Die Al-Nuri-Moschee mit ihrem schiefen Minarett in einer Archivaufnahme von 2009

Die Jihadistenmiliz Islamischer Staat (IS) habe das symbolträchtige schiefe Minarett (al-Hadba) der umkämpften Stadt Mosul gesprengt, erklärte die irakische Armee am Mittwochabend, auch die dazu gehörende Al-Nuri-Moschee liege in Trümmern. Ein Armeeführer teilte weiter mit, als die irakischen Kräften an der Moschee ankamen, hätten sie die Zerstörung bemerkt. Das ist aus einem besonderen Grund bemerkenswert: In dem Gotteshaus hatte IS-Anführer Abu Bakr al-Bagdadi 2014 das "Kalifat" der Dschihadisten ausgerufen. Kurz vor den Explosionen waren Anti-Terroreinheiten der irakischen Streitkräfte bis auf 50 Meter an die Moschee in der Altstadt von Mossul herangerückt.
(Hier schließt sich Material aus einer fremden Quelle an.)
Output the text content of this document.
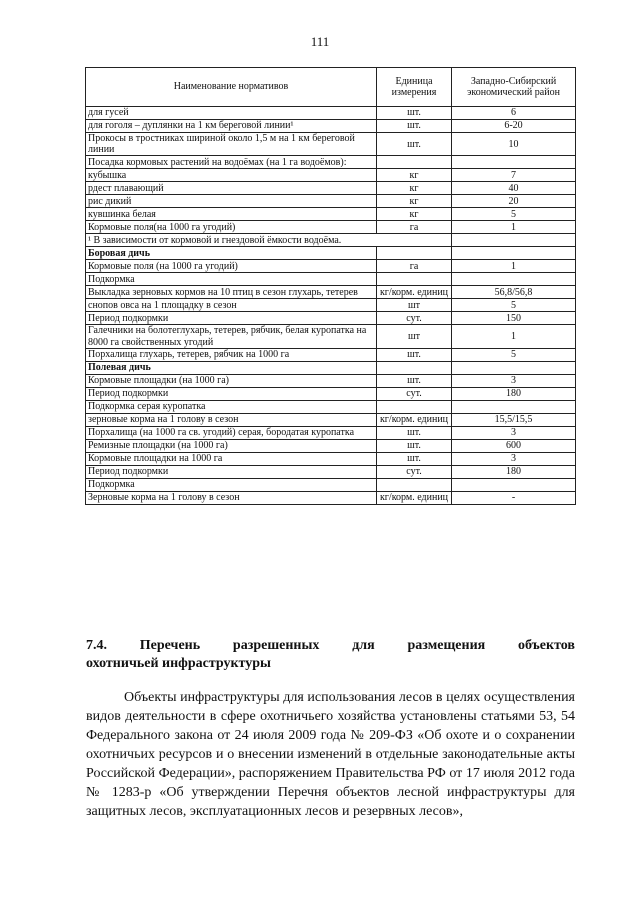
111
Наименование нормативов	Единица измерения	Западно-Сибирский экономический район
для гусей	шт.	6
для гоголя – дуплянки на 1 км береговой линии¹	шт.	6-20
Прокосы в тростниках шириной около 1,5 м на 1 км береговой линии	шт.	10
Посадка кормовых растений на водоёмах (на 1 га водоёмов):		
кубышка	кг	7
рдест плавающий	кг	40
рис дикий	кг	20
кувшинка белая	кг	5
Кормовые поля(на 1000 га угодий)	га	1
¹ В зависимости от кормовой и гнездовой ёмкости водоёма.		
Боровая дичь		
Кормовые поля (на 1000 га угодий)	га	1
Подкормка		
Выкладка зерновых кормов на 10 птиц в сезон глухарь, тетерев	кг/корм. единиц	56,8/56,8
снопов овса на 1 площадку в сезон	шт	5
Период подкормки	сут.	150
Галечники на болотеглухарь, тетерев, рябчик, белая куропатка на 8000 га свойственных угодий	шт	1
Порхалища глухарь, тетерев, рябчик на 1000 га	шт.	5
Полевая дичь		
Кормовые площадки (на 1000 га)	шт.	3
Период подкормки	сут.	180
Подкормка серая куропатка		
зерновые корма на 1 голову в сезон	кг/корм. единиц	15,5/15,5
Порхалища (на 1000 га св. угодий) серая, бородатая куропатка	шт.	3
Ремизные площадки (на 1000 га)	шт.	600
Кормовые площадки на 1000 га	шт.	3
Период подкормки	сут.	180
Подкормка		
Зерновые корма на 1 голову в сезон	кг/корм. единиц	-
7.4. Перечень разрешенных для размещения объектов
охотничьей инфраструктуры
Объекты инфраструктуры для использования лесов в целях осуществления видов деятельности в сфере охотничьего хозяйства установлены статьями 53, 54 Федерального закона от 24 июля 2009 года № 209-ФЗ «Об охоте и о сохранении охотничьих ресурсов и о внесении изменений в отдельные законодательные акты Российской Федерации», распоряжением Правительства РФ от 17 июля 2012 года № 1283-р «Об утверждении Перечня объектов лесной инфраструктуры для защитных лесов, эксплуатационных лесов и резервных лесов»,
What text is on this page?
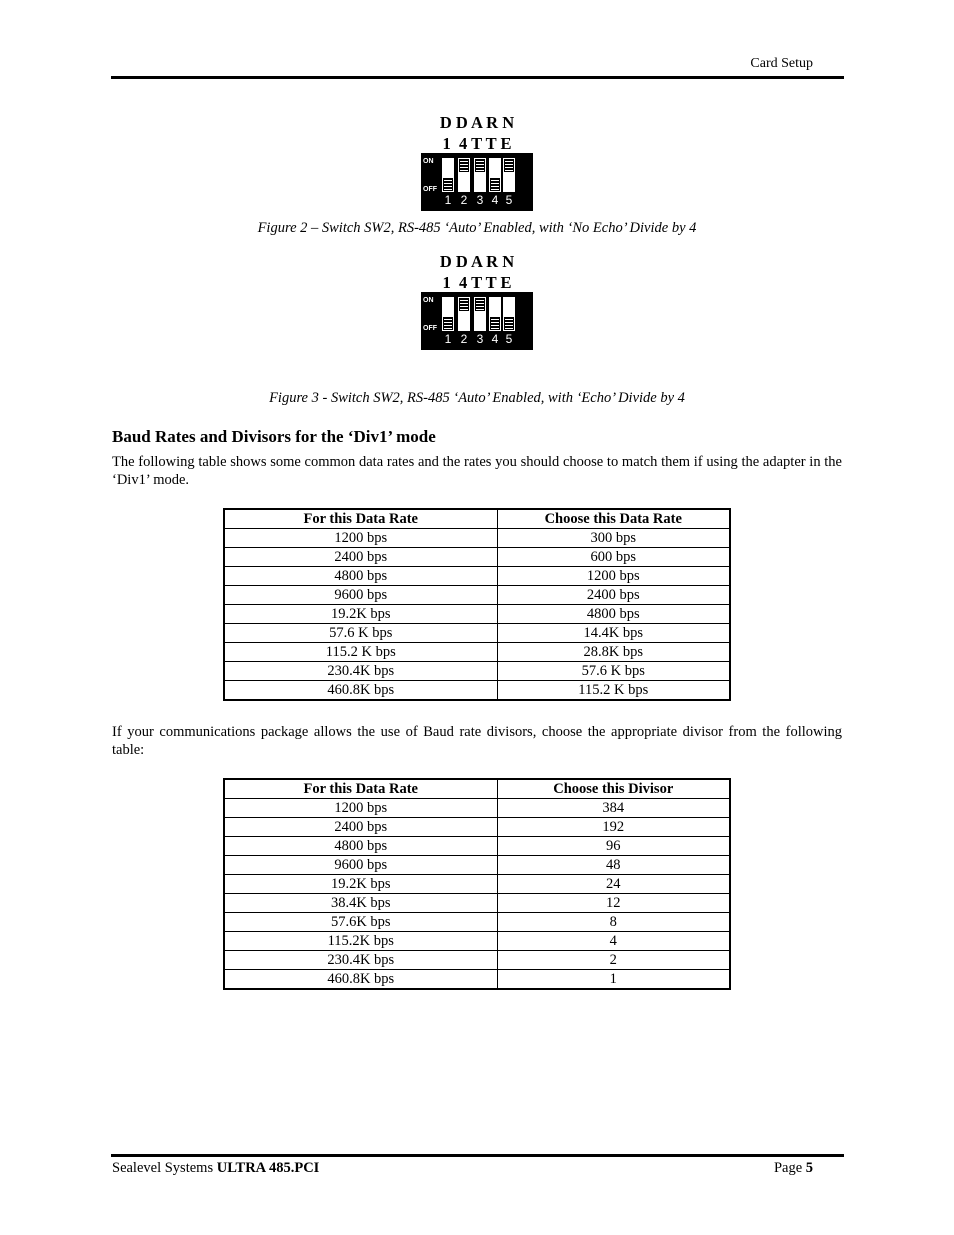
Card Setup
D D A R N
1  4 T T E
ON
OFF
1 2 3 4 5
Figure 2 – Switch SW2, RS-485 ‘Auto’ Enabled, with ‘No Echo’ Divide by 4
D D A R N
1  4 T T E
ON
OFF
1 2 3 4 5
Figure 3 - Switch SW2, RS-485 ‘Auto’ Enabled, with ‘Echo’ Divide by 4
Baud Rates and Divisors for the ‘Div1’ mode

The following table shows some common data rates and the rates you should choose to match them if using the adapter in the ‘Div1’ mode.

For this Data Rate	Choose this Data Rate
1200 bps	300 bps
2400 bps	600 bps
4800 bps	1200 bps
9600 bps	2400 bps
19.2K bps	4800 bps
57.6 K bps	14.4K bps
115.2 K bps	28.8K bps
230.4K bps	57.6 K bps
460.8K bps	115.2 K bps

If your communications package allows the use of Baud rate divisors, choose the appropriate divisor from the following table:

For this Data Rate	Choose this Divisor
1200 bps	384
2400 bps	192
4800 bps	96
9600 bps	48
19.2K bps	24
38.4K bps	12
57.6K bps	8
115.2K bps	4
230.4K bps	2
460.8K bps	1
Sealevel Systems ULTRA 485.PCI	Page 5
Die von einer US-geführten Koalition unterstützte Offensive zur Vertreibung des IS aus ihrer ehemaligen Hochburg begann im Oktober 2016. Die Altstadt ist der letzte Bezirk, der noch vom IS kontrolliert wird. Kurz vor dem Auftritt von al-Baghdadi hatten IS-Kämpfer die zweitgrößte Stadt im Irak überrannt.

Die komplette Eroberung der Stadt wäre faktisch das Ende des selbst ernannten Kalifats des IS im Irak.

Die Meldung kam am Mittwoch, nachdem staatlichen Medien zufolge irakische Truppen in der IS-Hochburg Mossul weiter gegen die Terrormiliz Islamischer Staat vorgerückt sind. Der Kampf um Mossul dauert schon seit acht Monaten hat.

Berühmt ist die Moschee nicht zuletzt wegen ihres schiefstehenden Minaretts, das vom Einsturz bedroht ist. 850 000 Menschen flüchteten vor der Gewalt. Es wird auch "Al-Hadba" ("Die Gekrümmte") oder scherzhaft "Der schiefe Turm von Mossul" genannt. Es war zunächst unklar, wie sehr die Moschee durch die Explosion in Mitleidenschaft gezogen wurde.